IL LICENZIAMENTO PER SCARSO RENDIMENTO
In data 12 giugno 2013 la Suprema Corte, con la sentenza n. 14758, si è espressa circa la legittimità di un licenziamento intimato ad un lavoratore per scarso rendimento.
Il caso di specie riguarda una Società cooperativa la quale vedeva dichiararsi dalla Corte di Appello competente, in riforma alla sentenza di primo grado, l’illegittimità del licenziamento comminato
ad un ex lavoratore, ordinando la conseguente reintegra nel posto di lavoro e condannando altresì la Società al pagamento delle retribuzioni globali di fatto dal giorno del licenziamento sino a quello della reintegrazione, con gli accessori di legge.
Nella sentenza di secondo grado la Corte osservava che così come osservato dal giudice di primo grado, era stato disposto per scarso rendimento ai sensi dell’art. 27 R.D. n. 148 del 1931, e non già per motivi disciplinari, come era dimostrato dal fatto che, nel settore trasporti, il licenziamento per scarso rendimento era regolato in un capo diverso da quello disciplinare e che tuttavia non era condivisibile l’assunto del Tribunale, secondo cui il recesso fosse giustificato.

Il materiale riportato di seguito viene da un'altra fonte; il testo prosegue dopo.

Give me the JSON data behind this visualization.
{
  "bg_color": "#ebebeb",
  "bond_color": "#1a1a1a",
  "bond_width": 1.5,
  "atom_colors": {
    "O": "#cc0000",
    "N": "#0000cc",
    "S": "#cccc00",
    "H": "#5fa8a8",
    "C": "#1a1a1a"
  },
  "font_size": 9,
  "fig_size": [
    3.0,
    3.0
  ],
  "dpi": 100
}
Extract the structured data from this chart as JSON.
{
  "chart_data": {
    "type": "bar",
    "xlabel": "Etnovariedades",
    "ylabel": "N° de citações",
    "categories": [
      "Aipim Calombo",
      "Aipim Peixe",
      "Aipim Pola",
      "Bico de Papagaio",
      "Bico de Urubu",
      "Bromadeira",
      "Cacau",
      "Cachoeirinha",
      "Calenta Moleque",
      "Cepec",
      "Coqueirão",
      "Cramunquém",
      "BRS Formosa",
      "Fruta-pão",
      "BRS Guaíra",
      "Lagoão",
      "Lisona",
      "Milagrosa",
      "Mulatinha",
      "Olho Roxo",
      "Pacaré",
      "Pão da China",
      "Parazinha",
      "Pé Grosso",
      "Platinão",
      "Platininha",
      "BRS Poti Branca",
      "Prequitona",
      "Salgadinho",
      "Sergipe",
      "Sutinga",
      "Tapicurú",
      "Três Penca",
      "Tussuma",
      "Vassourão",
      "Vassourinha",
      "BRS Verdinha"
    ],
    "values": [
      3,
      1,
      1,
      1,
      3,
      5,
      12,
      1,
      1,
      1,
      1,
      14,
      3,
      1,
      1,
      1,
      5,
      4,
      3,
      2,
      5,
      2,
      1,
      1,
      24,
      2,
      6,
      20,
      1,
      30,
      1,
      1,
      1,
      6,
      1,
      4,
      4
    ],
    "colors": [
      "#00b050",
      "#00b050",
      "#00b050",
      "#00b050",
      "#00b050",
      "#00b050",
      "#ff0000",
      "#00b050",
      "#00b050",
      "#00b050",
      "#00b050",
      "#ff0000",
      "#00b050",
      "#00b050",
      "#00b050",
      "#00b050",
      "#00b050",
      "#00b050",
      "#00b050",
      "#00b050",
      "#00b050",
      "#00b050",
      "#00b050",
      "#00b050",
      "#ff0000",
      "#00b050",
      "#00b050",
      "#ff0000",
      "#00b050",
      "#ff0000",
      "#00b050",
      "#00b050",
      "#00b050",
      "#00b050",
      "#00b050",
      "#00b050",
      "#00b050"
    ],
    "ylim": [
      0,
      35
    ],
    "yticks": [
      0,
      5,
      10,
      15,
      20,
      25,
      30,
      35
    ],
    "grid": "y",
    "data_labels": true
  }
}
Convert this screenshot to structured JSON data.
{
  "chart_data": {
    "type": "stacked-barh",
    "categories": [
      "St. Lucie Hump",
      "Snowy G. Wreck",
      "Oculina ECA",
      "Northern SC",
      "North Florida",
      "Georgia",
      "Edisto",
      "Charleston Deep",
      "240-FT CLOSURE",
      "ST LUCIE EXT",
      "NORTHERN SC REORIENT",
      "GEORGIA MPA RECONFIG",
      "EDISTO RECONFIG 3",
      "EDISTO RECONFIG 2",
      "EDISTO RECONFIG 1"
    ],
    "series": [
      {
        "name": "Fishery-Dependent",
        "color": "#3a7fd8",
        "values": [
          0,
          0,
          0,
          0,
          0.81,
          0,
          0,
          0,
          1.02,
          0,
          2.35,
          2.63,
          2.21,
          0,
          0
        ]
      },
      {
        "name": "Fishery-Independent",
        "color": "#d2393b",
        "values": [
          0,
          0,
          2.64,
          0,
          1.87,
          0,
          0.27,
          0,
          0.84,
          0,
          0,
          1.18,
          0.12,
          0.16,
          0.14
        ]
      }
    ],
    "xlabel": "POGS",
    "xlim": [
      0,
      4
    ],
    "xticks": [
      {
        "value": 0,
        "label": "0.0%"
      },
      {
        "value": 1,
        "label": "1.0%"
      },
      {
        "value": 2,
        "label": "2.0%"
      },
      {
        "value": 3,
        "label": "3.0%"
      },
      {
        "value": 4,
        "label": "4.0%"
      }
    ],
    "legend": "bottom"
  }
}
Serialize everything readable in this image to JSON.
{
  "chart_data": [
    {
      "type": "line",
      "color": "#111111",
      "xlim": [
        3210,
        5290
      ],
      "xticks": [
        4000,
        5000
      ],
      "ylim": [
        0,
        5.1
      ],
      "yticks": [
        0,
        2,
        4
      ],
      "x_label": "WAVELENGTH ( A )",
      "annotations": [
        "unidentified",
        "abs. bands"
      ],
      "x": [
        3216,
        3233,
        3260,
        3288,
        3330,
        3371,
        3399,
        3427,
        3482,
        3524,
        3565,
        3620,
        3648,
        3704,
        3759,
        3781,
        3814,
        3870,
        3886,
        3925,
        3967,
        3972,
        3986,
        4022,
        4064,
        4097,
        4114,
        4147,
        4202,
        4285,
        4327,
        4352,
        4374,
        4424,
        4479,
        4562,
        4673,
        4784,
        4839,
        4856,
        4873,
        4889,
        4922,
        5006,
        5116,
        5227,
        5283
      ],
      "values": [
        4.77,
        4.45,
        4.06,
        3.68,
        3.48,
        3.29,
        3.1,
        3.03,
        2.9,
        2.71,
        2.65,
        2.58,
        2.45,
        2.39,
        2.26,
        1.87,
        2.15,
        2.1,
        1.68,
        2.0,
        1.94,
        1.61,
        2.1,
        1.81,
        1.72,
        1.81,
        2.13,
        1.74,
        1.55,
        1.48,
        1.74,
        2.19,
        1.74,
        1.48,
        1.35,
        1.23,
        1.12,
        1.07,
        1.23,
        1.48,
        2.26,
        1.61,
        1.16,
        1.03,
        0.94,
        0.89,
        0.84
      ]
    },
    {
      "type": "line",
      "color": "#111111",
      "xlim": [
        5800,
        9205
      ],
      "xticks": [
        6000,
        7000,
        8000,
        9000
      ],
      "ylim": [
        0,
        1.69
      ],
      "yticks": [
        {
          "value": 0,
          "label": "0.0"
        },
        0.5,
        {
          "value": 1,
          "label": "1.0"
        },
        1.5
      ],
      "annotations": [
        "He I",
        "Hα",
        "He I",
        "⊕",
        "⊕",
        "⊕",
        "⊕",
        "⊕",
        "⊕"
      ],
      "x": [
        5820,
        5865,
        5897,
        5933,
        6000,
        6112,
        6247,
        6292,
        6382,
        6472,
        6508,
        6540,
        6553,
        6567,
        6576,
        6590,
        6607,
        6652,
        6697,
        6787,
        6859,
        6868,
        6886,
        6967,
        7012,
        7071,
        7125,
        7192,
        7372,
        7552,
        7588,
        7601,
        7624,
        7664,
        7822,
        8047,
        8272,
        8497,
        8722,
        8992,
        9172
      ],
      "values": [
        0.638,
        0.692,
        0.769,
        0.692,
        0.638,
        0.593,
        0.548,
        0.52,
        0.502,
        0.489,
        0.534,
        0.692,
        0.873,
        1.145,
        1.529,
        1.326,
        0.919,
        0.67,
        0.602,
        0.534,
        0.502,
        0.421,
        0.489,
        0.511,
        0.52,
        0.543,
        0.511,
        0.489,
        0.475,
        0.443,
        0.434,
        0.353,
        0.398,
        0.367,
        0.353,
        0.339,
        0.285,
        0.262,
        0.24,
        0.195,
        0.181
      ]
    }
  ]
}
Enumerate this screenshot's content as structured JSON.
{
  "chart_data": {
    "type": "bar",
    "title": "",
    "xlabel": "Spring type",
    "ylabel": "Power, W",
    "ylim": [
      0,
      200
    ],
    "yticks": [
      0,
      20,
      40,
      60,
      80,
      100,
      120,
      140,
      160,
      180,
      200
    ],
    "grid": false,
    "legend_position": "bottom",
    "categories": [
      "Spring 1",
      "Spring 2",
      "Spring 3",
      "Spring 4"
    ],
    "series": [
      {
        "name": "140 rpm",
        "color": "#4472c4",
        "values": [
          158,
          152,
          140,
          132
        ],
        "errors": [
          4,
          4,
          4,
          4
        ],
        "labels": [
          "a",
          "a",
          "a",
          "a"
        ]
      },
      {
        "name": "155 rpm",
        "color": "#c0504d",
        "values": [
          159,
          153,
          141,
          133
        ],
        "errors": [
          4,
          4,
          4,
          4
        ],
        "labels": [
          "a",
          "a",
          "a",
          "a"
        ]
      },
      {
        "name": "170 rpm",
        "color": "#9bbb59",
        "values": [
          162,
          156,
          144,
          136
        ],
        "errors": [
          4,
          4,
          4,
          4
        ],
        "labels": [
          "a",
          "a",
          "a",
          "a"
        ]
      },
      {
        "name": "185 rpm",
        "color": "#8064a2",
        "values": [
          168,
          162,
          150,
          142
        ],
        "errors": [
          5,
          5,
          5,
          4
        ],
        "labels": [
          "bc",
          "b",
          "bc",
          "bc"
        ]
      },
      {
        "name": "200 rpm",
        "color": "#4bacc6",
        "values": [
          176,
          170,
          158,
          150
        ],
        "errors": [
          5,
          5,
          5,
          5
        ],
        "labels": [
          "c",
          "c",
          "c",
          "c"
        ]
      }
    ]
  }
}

Infatti, sempre secondo il Giudice di II grado, non ricorreva nella specie una evidente violazione della diligente collaborazione richiesta al dipendente, atteso che delle dodici condotte contestate al lavoratore, asseritamente dimostrative dello scarso rendimento, alcune non avevano avuto incidenza sul regolare svolgimento delle mansioni di autista ad egli affidategli, né tantomeno sul suo rendimento.
La Società Cooperativa dunque proponeva ricorso in Cassazione, la quale, dopo aver premesso che “il rapporto di lavoro degli autoferrotranviari è disciplinato da una normativa speciale” evidenzia gli elementi che integrerebbero lo scarso rendimento, precisando che esso “ricorre indipendentemente dalla gravità colpa, atteso che l’inosservanza di norme comportamentali rileva, nell’adozione del provvedimento, non già di per sé ma piuttosto quale fattore causale dello scarso rendimento”.
Non è affatto necessario dunque che ricorra un notevole inadempimento del lavoratore, assumendo rilievo primario la valutazione complessiva della prestazione resa in relazione all’esigenza di assicurare il regolare svolgimento del servizio pubblico di trasporto.
La Cassazione rammenta altresì come il suo giudizio sia di mera legittimità e che, essendo il ragionamento del giudice del merito valutato come privo di illogicità e di difetto di motivazione, essa Corte non possa sindacare il merito della decisione, ciò in quanto “”La valutazione della gravità della condotta posta in essere dal lavoratore ai fini della sussistenza dell’ipotesi dello scarso rendimento costituisce un giudizio di fatto devoluto al giudice di merito, non censurabile in sede di legittimità, ove sorretta da motivazione sufficiente e non contraddittoria”.